I understand the issue well.
Money is hard to make, and I understand when people say they are looking for jobs. I especially feel for international students who pay out of state which is more than the resident rates. The truth is that the school is really having financial problems. It may be hard to understand for some people who just want a job, but things are what they are.
For those who have really worked hard to get a job, kudos to you. For the rest of us who are still searching for jobs, may the odds be ever in our favor. I hope things get better for the school and they get more students. I hope all works out for the school, and people who deserve jobs get them.
The ways to get the money for the school is to get more students to come to the school. It is not going to be enough to just get them, but they need them to not transfer to another college also. I am not saying that they should be forced to stay but a survey should be conducted to ask students what makes them want to leave?

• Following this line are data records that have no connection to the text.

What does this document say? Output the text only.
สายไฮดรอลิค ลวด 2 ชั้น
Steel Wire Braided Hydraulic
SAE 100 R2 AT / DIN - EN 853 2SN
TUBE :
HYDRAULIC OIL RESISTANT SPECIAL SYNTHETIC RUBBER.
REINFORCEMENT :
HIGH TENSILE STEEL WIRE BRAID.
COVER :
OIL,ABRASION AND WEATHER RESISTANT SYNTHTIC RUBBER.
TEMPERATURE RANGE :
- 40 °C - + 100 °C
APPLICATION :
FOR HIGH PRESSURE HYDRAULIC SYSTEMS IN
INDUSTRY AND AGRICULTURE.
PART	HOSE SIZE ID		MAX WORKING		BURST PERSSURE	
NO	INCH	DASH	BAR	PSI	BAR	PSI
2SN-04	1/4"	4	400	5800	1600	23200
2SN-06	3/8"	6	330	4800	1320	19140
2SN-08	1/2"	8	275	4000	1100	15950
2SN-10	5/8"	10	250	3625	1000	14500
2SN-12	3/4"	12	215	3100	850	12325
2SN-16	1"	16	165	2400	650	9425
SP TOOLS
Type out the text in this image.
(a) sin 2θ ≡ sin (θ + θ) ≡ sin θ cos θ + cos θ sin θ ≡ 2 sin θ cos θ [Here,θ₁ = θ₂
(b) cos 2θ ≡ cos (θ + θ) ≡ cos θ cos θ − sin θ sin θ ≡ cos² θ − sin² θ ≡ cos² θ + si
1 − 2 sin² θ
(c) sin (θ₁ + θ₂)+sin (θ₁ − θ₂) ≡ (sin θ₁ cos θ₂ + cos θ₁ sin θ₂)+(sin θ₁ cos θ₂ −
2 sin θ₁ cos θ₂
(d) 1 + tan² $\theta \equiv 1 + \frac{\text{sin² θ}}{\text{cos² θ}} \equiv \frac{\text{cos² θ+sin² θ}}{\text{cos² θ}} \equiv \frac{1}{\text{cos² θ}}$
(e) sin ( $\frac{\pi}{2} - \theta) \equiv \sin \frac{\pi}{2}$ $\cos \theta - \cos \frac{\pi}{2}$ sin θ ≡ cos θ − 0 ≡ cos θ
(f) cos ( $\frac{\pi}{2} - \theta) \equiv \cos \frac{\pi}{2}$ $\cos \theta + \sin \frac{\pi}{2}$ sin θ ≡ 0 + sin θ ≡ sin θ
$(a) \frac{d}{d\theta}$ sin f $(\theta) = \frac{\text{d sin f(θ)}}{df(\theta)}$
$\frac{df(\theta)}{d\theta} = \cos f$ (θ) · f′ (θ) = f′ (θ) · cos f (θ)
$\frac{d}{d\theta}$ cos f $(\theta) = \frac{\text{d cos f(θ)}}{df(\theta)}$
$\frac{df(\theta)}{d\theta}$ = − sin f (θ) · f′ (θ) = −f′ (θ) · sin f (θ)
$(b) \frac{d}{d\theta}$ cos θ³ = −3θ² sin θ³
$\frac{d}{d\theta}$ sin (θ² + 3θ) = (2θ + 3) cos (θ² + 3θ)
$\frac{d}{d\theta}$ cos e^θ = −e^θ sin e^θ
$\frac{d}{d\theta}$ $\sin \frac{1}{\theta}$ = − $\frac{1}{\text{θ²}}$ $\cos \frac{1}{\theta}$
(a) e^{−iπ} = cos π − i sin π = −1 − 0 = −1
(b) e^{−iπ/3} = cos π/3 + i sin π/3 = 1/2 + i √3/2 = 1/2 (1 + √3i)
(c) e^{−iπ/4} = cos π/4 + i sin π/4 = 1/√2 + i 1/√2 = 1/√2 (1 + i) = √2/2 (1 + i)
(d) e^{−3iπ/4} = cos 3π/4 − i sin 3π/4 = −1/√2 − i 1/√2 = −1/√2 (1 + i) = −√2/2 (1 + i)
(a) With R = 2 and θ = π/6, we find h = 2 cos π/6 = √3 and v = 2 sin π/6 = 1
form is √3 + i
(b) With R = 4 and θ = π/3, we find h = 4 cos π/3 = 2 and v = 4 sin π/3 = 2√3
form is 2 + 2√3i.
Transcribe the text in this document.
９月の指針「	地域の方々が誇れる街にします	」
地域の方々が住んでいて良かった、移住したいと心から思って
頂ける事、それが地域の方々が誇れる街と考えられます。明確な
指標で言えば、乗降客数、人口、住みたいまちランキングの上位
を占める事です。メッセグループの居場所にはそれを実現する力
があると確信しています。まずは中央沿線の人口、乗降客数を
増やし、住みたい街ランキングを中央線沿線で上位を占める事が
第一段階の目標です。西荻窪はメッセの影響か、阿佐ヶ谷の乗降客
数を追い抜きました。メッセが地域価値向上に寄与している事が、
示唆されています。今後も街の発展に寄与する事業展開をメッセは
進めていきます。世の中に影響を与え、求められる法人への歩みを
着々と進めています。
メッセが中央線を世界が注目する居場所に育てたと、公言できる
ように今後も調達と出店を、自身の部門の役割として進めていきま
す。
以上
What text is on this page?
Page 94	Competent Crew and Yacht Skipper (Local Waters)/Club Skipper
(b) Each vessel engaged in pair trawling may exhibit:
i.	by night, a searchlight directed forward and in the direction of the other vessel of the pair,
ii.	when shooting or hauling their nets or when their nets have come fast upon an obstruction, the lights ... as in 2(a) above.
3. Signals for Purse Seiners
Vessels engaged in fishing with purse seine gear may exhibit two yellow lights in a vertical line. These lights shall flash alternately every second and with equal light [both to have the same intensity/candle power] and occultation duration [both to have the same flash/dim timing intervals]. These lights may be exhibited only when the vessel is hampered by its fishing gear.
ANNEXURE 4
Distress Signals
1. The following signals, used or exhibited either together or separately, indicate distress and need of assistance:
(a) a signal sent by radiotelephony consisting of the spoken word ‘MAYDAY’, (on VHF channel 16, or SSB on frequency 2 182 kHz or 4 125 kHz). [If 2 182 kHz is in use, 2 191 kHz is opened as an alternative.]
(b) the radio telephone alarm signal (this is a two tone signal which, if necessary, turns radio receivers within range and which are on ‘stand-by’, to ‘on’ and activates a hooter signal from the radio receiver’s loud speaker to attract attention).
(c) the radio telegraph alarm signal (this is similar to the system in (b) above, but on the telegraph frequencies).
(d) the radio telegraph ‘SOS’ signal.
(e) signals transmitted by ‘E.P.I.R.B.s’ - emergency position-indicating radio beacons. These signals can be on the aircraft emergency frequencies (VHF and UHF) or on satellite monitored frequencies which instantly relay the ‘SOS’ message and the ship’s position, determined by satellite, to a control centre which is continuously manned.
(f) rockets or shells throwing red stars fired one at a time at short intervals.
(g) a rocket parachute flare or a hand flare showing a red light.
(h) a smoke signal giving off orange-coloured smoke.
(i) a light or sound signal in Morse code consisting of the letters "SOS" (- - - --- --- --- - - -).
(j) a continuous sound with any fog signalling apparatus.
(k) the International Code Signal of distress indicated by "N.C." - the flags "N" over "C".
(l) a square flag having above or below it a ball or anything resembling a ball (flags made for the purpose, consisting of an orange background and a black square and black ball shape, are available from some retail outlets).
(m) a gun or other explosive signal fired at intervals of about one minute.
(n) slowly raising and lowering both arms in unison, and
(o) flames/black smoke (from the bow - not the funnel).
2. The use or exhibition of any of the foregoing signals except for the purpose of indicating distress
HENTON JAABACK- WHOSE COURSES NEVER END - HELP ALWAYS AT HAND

Whatever they say should be recorded, so that those issues should be understood and there would be less chance of students leaving. Another thing that can help is to cut off tenure for professors who are not upholding the values of the school to highest standards. In all, every problem has a solution. No matter how bad things are now, they will always get better.
There is a quote I like that says, “It’s going to get harder before it gets easier, but it will get better. You have to make it through the hard stuff first.”
So, it is the tough times that make us tough. For anyone who is experiencing the direct impacts of the financial crunches at SCSU, just trust that everything will work out. Everything has a way of falling into place in the end. It always has been and always will be.